It's the latest -- and perhaps biggest -- step the state has taken towards building a centralized transit hub on one of the last and largest tracts of undeveloped land downtown. The hub is slated for an area known as the “Gulch,” which sits between CNN Center, Five Points MARTA station and the Castleberry Hill neighborhood, flanked by freight rail lines.
No funding for the transit hub has been included in the list that metro voters will consider when they vote on a 1-cent regional transportation tax next year. But that why, in part, the DOT has chosen developers who are expected to find private sources of money to build commercial development that will help fund the transportation element.
“The whole premise of a public-private partnership is that they know how to do this, where to identify and seek the funds. We’d like to certainly think it’s probable now,” Spear said of completing the hub.
Kaven Swan called it “the wave of the future.” He’s the St. Louis-based senior vice president and director of transportation for HOK, the global architectural firm, that wasn’t part of a winning bid team for the Gulch project. He said the firm was disappointed, but praised Atlanta for setting a U.S. precedent on how to use public-private financing for transit projects. It’s something places like Canada and China have done for years, he said.
Getting to this point has taken nearly two decades.
In 1992, the Atlanta Regional Commission identified the area as a good site for the station. Project plans were unveiled in 1994, but funding never followed.

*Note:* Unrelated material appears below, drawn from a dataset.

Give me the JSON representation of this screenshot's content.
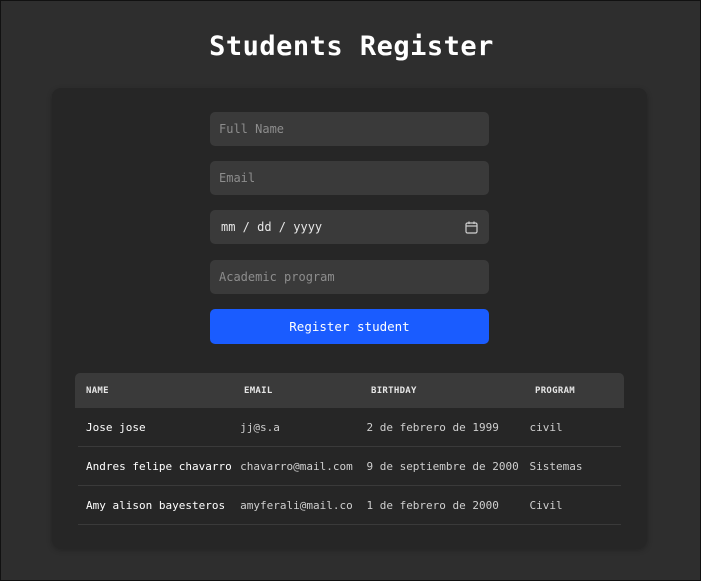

Talk about building the hub again heated up in the early 2000s, as proponents of a Lovejoy passenger rail line also touted a central hub. Funding was even earmarked for a hub and the rail line.

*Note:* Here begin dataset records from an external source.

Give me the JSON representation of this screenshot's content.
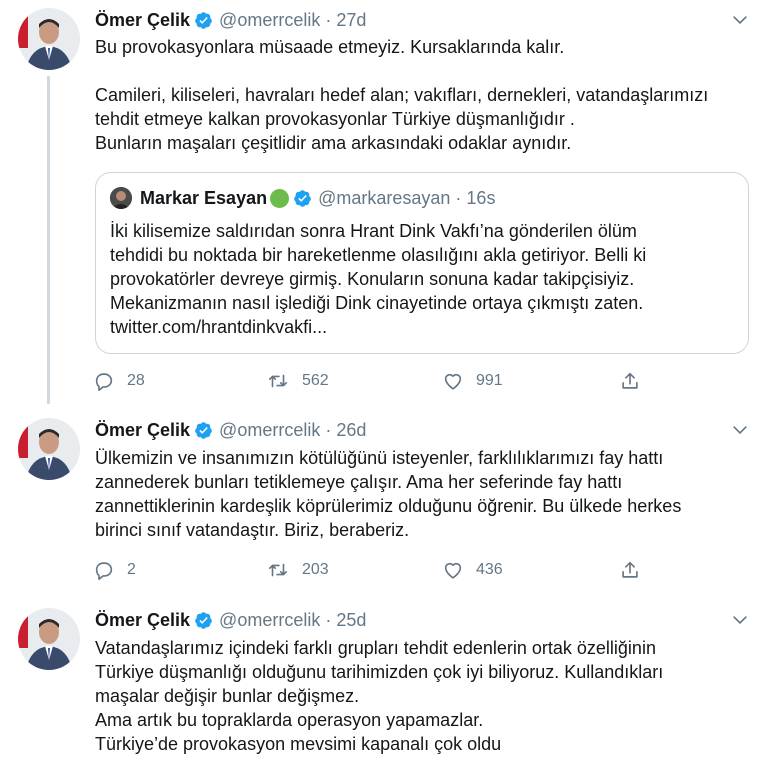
{
  "tweets": [
    {
      "name": "Ömer Çelik",
      "handle": "@omerrcelik",
      "sep": "·",
      "time": "27d",
      "paragraphs": [
        "Bu provokasyonlara müsaade etmeyiz. Kursaklarında kalır.",
        "Camileri, kiliseleri, havraları hedef alan; vakıfları, dernekleri, vatandaşlarımızı tehdit etmeye kalkan provokasyonlar Türkiye düşmanlığıdır .",
        "Bunların maşaları çeşitlidir ama arkasındaki odaklar aynıdır."
      ],
      "quote": {
        "name": "Markar Esayan",
        "handle": "@markaresayan",
        "sep": "·",
        "time": "16s",
        "lines": [
          "İki kilisemize saldırıdan sonra Hrant Dink Vakfı’na gönderilen ölüm",
          "tehdidi bu noktada bir hareketlenme olasılığını akla getiriyor. Belli ki",
          "provokatörler devreye girmiş. Konuların sonuna kadar takipçisiyiz.",
          "Mekanizmanın nasıl işlediği Dink cinayetinde ortaya çıkmıştı zaten.",
          "twitter.com/hrantdinkvakfi..."
        ]
      },
      "replies": "28",
      "retweets": "562",
      "likes": "991"
    },
    {
      "name": "Ömer Çelik",
      "handle": "@omerrcelik",
      "sep": "·",
      "time": "26d",
      "lines": [
        "Ülkemizin ve insanımızın kötülüğünü isteyenler, farklılıklarımızı fay hattı",
        "zannederek bunları tetiklemeye çalışır. Ama her seferinde fay hattı",
        "zannettiklerinin kardeşlik köprülerimiz olduğunu öğrenir. Bu ülkede herkes",
        "birinci sınıf vatandaştır. Biriz, beraberiz."
      ],
      "replies": "2",
      "retweets": "203",
      "likes": "436"
    },
    {
      "name": "Ömer Çelik",
      "handle": "@omerrcelik",
      "sep": "·",
      "time": "25d",
      "lines": [
        "Vatandaşlarımız içindeki farklı grupları tehdit edenlerin ortak özelliğinin",
        "Türkiye düşmanlığı olduğunu tarihimizden çok iyi biliyoruz. Kullandıkları",
        "maşalar değişir bunlar değişmez.",
        "Ama artık bu topraklarda operasyon yapamazlar.",
        "Türkiye’de provokasyon mevsimi kapanalı çok oldu"
      ]
    }
  ],
  "colors": {
    "verified": "#1da1f2",
    "muted": "#657786",
    "border": "#ccd6dd"
  },
  "icons": [
    "verified-badge-icon",
    "chevron-down-icon",
    "reply-icon",
    "retweet-icon",
    "like-icon",
    "share-icon"
  ]
}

But the money went unspent and progress stalled until last December when the DOT asked for proposals to design a hub. Three teams replied, and the Cousins team prevailed.

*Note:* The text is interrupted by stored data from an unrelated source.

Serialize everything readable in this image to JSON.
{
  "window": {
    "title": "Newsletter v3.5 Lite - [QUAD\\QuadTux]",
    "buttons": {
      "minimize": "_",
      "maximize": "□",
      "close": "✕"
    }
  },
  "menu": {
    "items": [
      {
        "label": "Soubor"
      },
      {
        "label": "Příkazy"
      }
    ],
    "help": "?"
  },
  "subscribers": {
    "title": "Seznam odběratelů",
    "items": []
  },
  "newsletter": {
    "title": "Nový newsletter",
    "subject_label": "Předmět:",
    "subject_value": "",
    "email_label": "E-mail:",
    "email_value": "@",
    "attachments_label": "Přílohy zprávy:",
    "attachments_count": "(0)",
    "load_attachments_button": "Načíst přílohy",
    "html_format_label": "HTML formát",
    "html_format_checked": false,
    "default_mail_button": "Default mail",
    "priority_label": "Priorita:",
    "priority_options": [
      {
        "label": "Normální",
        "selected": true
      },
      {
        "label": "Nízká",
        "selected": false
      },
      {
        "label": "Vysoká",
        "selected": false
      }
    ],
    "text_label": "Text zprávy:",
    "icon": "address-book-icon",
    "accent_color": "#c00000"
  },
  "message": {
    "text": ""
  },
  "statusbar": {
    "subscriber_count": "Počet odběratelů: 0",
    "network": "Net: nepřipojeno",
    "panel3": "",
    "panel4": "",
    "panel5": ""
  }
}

The Atlanta Journal-Constitution got the first look at contract details. The contract gives the team two years to create designs, identify funding and work with the community to build consensus around the hub in a difficult environment for capital-intensive projects. By December 2013 it calls for the team to complete an environmental assessment; explore north-south rail alignment and its effects on MARTA, freight rail, roads and destinations; examine bus access issues; create a conceptual plan for the hub and surrounding spaces; work with the DOT on land purchases if needed; identify funding sources; and hold public hearings.
A.J. Robinson, president of Central Atlanta Progress, believes the transit hub is crucial infrastructure for the city’s next 20 to 30 years.
“A master plan of this type is much more than just building a station and they will come,” he said. “I think we will get the best thinking that’s out there in order to make this work this time.”